The couple of incidents left aside, Team USA came as the largest U.S. Winter Olympic team in history, featuring 117 men and 115 women across 16 sports.
Breezy Johnson and Alysa Liu Raise Concern About Medals Breaking at the 2026 Winter Games
Johnson won her first-ever Super-G podium in Crans-Montana in the 2025-26 World Cup season, coming off a back injury. The 30-year-old established her footing for the Olympics ahead, and graced the line-up on the Tofane course as one of the title contenders in speed alongside Lindsey Vonn. She pushed off the gate in sixth and completed the 1.6-mile-long course in the fastest time.
She broke down in tears, raised her arms in celebration, and jumped in joy on the podium with the medal around her neck. That’s when the groove that attaches the ribbon broke into two. Later, in a press conference, she said:
“I was jumping in excitement, and it broke… I’m sure somebody will fix it. It’s not a crazy broken, it’s a little broken.”
In another Instagram reel, figure skater Liu, who finished second behind Japan’s Kaori Sakamoto in the women’s short program to help Team USA secure team gold, also showed the condition of her medal after it came off the ribbon. Despite that, she didn’t let it dampen her spirits, taking it in a positive light and captioning:
“My medal don’t need the ribbon.”
She will next be in contention in the women’s short program on Feb. 17, followed by the free skate on Feb. 19.
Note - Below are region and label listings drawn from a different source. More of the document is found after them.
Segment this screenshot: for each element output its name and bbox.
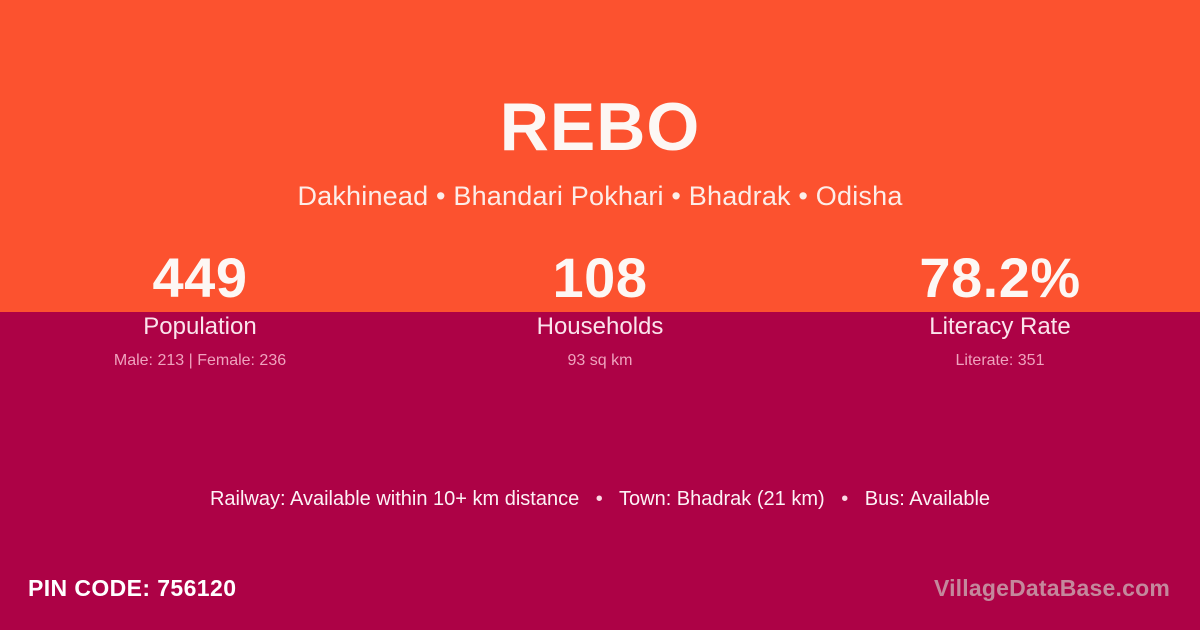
footer: PIN CODE: 756120 VillageDataBase.com bbox=[0, 558, 1200, 630]
stat-sub-population: Male: 213 | Female: 236 bbox=[0, 351, 400, 371]
stats-row: 449 Population Male: 213 | Female: 236 1… bbox=[0, 244, 1200, 371]
stat-card-population: 449 Population Male: 213 | Female: 236 bbox=[0, 244, 400, 371]
site-brand: VillageDataBase.com bbox=[934, 574, 1170, 602]
header: REBO Dakhinead • Bhandari Pokhari • Bhad… bbox=[0, 0, 1200, 212]
stat-sub-households: 93 sq km bbox=[400, 351, 800, 371]
stat-card-literacy: 78.2% Literacy Rate Literate: 351 bbox=[800, 244, 1200, 371]
stat-sub-literacy: Literate: 351 bbox=[800, 351, 1200, 371]
infra-railway: Railway: Available within 10+ km distanc… bbox=[210, 488, 579, 510]
stat-value-households: 108 bbox=[400, 244, 800, 312]
page-title: REBO bbox=[0, 86, 1200, 168]
infra-bus: Bus: Available bbox=[865, 488, 990, 510]
stat-value-population: 449 bbox=[0, 244, 400, 312]
stat-label-literacy: Literacy Rate bbox=[800, 312, 1200, 342]
pin-code: PIN CODE: 756120 bbox=[28, 574, 236, 602]
stat-label-population: Population bbox=[0, 312, 400, 342]
stat-card-households: 108 Households 93 sq km bbox=[400, 244, 800, 371]
infra-town: Town: Bhadrak (21 km) bbox=[619, 488, 825, 510]
infrastructure-row: Railway: Available within 10+ km distanc… bbox=[0, 485, 1200, 513]
breadcrumb: Dakhinead • Bhandari Pokhari • Bhadrak •… bbox=[0, 180, 1200, 212]
stat-label-households: Households bbox=[400, 312, 800, 342]
stat-value-literacy: 78.2% bbox=[800, 244, 1200, 312]
infra-separator-1: • bbox=[585, 485, 614, 513]
infra-separator-2: • bbox=[830, 485, 859, 513]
Johnson may find the fix to her medal herself as she has been super crafty in more ways than one. The American skier follows a tradition of knitting special headbands before her races and created a US-themed one, featuring red-and-white diagonal stripes on blue, ahead of the downhill event.
In a later interview, she was asked whether she would reuse it because of the good luck it brought her in Cortina d’Ampezzo. The world medalist dismissed the idea, making it clear that she would need a new one, as the current one would no longer bring her any luck. Johnson was out of action for 14 months following a USADA suspension for whereabouts failure.